Suddenly you’re forty and cynical, and what’s wrong is “everything” is wrong. You no longer have the same appetite for the conceit of big ideas. 
For me, it took a public health crisis for Godard and I to make up. I’d just moved from my lifelong home of New York to Los Angeles when Coronavirus hit. Like everyone, I spent months slaving over social media and YouTube. I laughed at my own jokes and took masked walks through a world that looked the same but that was unrecognizable. 
More than once through the pandemic, Godard’s film Alphaville rushed to mind. It’s a prescient 1965 sci-fi parable about the alienating effects of technology. Which, he was right about that. But more importantly, Godard shot Alphaville in Paris without special effects, futurist wardrobe or even any special set design. Instead, to set the tone for the film’s dystopian future, he simply leaned into oblique, single-character framing, into kinetic pacing and disaffected dialogue. In short, he let the ideas do the talking, and seemingly out of thin air, created a completely isolating neo-noir world using perspective alone.

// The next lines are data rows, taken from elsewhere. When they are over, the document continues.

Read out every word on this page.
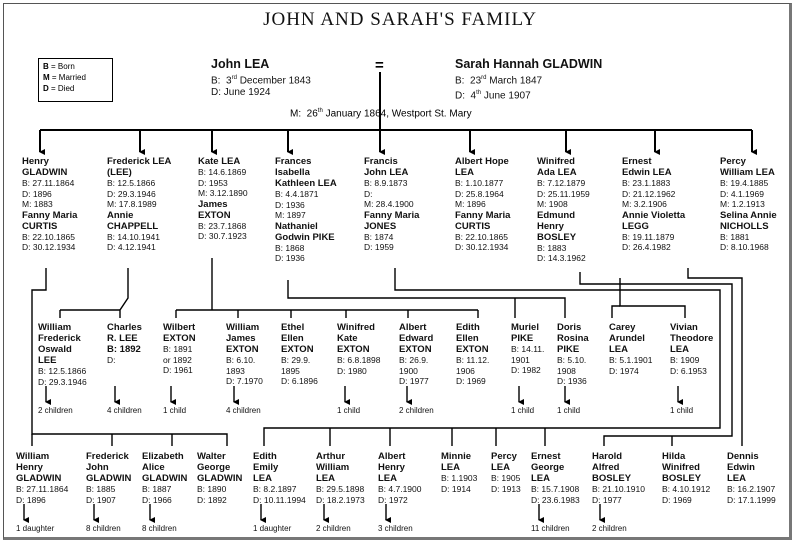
JOHN AND SARAH'S FAMILY
B = Born
M = Married
D = Died
John LEA
B:  3rd December 1843
D: June 1924
=	Sarah Hannah GLADWIN
B:  23rd March 1847
D:  4th June 1907
M:  26th January 1864, Westport St. Mary
Henry
GLADWIN
B: 27.11.1864
D: 1896
M: 1883
Fanny Maria
CURTIS
B: 22.10.1865
D: 30.12.1934
Frederick LEA
(LEE)
B: 12.5.1866
D: 29.3.1946
M: 17.8.1989
Annie
CHAPPELL
B: 14.10.1941
D: 4.12.1941
Kate LEA
B: 14.6.1869
D: 1953
M: 3.12.1890
James
EXTON
B: 23.7.1868
D: 30.7.1923
Frances
Isabella
Kathleen LEA
B: 4.4.1871
D: 1936
M: 1897
Nathaniel
Godwin PIKE
B: 1868
D: 1936
Francis
John LEA
B: 8.9.1873
D:
M: 28.4.1900
Fanny Maria
JONES
B: 1874
D: 1959
Albert Hope
LEA
B: 1.10.1877
D: 25.8.1964
M: 1896
Fanny Maria
CURTIS
B: 22.10.1865
D: 30.12.1934
Winifred
Ada LEA
B: 7.12.1879
D: 25.11.1959
M: 1908
Edmund
Henry
BOSLEY
B: 1883
D: 14.3.1962
Ernest
Edwin LEA
B: 23.1.1883
D: 21.12.1962
M: 3.2.1906
Annie Violetta
LEGG
B: 19.11.1879
D: 26.4.1982
Percy
William LEA
B: 19.4.1885
D: 4.1.1969
M: 1.2.1913
Selina Annie
NICHOLLS
B: 1881
D: 8.10.1968
William
Frederick
Oswald
LEE
B: 12.5.1866
D: 29.3.1946
2 children
Charles
R. LEE
B: 1892
D:
4 children
Wilbert
EXTON
B: 1891
or 1892
D: 1961
1 child
William
James
EXTON
B: 6.10.
1893
D: 7.1970
4 children
Ethel
Ellen
EXTON
B: 29.9.
1895
D: 6.1896
Winifred
Kate
EXTON
B: 6.8.1898
D: 1980
1 child
Albert
Edward
EXTON
B: 26.9.
1900
D: 1977
2 children
Edith
Ellen
EXTON
B: 11.12.
1906
D: 1969
Muriel
PIKE
B: 14.11.
1901
D: 1982
1 child
Doris
Rosina
PIKE
B: 5.10.
1908
D: 1936
1 child
Carey
Arundel
LEA
B: 5.1.1901
D: 1974
Vivian
Theodore
LEA
B: 1909
D: 6.1953
1 child
William
Henry
GLADWIN
B: 27.11.1864
D: 1896
1 daughter
Frederick
John
GLADWIN
B: 1885
D: 1907
8 children
Elizabeth
Alice
GLADWIN
B: 1887
D: 1966
8 children
Walter
George
GLADWIN
B: 1890
D: 1892
Edith
Emily
LEA
B: 8.2.1897
D: 10.11.1994
1 daughter
Arthur
William
LEA
B: 29.5.1898
D: 18.2.1973
2 children
Albert
Henry
LEA
B: 4.7.1900
D: 1972
3 children
Minnie
LEA
B: 1.1903
D: 1914
Percy
LEA
B: 1905
D: 1913
Ernest
George
LEA
B: 15.7.1908
D: 23.6.1983
11 children
Harold
Alfred
BOSLEY
B: 21.10.1910
D: 1977
2 children
Hilda
Winifred
BOSLEY
B: 4.10.1912
D: 1969
Dennis
Edwin
LEA
B: 16.2.1907
D: 17.1.1999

The movie seems in hindsight to fully capture the CoVid experience, if fifty years too soon. And the point of reference felt comforting to me. 
I didn’t bother rewatching Alphaville at the time. Too boring. But I did recently, after learning of Godard’s death in September, sit down to revisit his first feature film, Breathless (1960), a beatnik parable about a gangster in love. In my favorite part of the movie, we watch Jean-Paul Belmondo’s character driving his American girlfriend in a stolen convertible through Paris. The scene’s elliptical jump-cuts pair with voice-over as Belmondo pathetically laments: 
“Alas, Alas, Alas! I love a girl who has a very pretty neck, very pretty breasts, a very pretty voice, very pretty wrists, a very pretty forehead, very pretty knees... but who is a coward.”
But it’s Belmondo’s character who’s the coward — a wannabe Bogart terrified of being abandoned. What struck me was how differently the scene landed now, compared to when I watched it as a kid. It all seemed so poetic, so serious back then — where now, the same character seemed so adorably boyish and fragile that I cracked up laughing out loud. Maybe isolation and the fear of loneliness hit different these days. That, and maybe it’s just easier to grapple with big ideas, at any age, when you let yourself gently chuckle at them.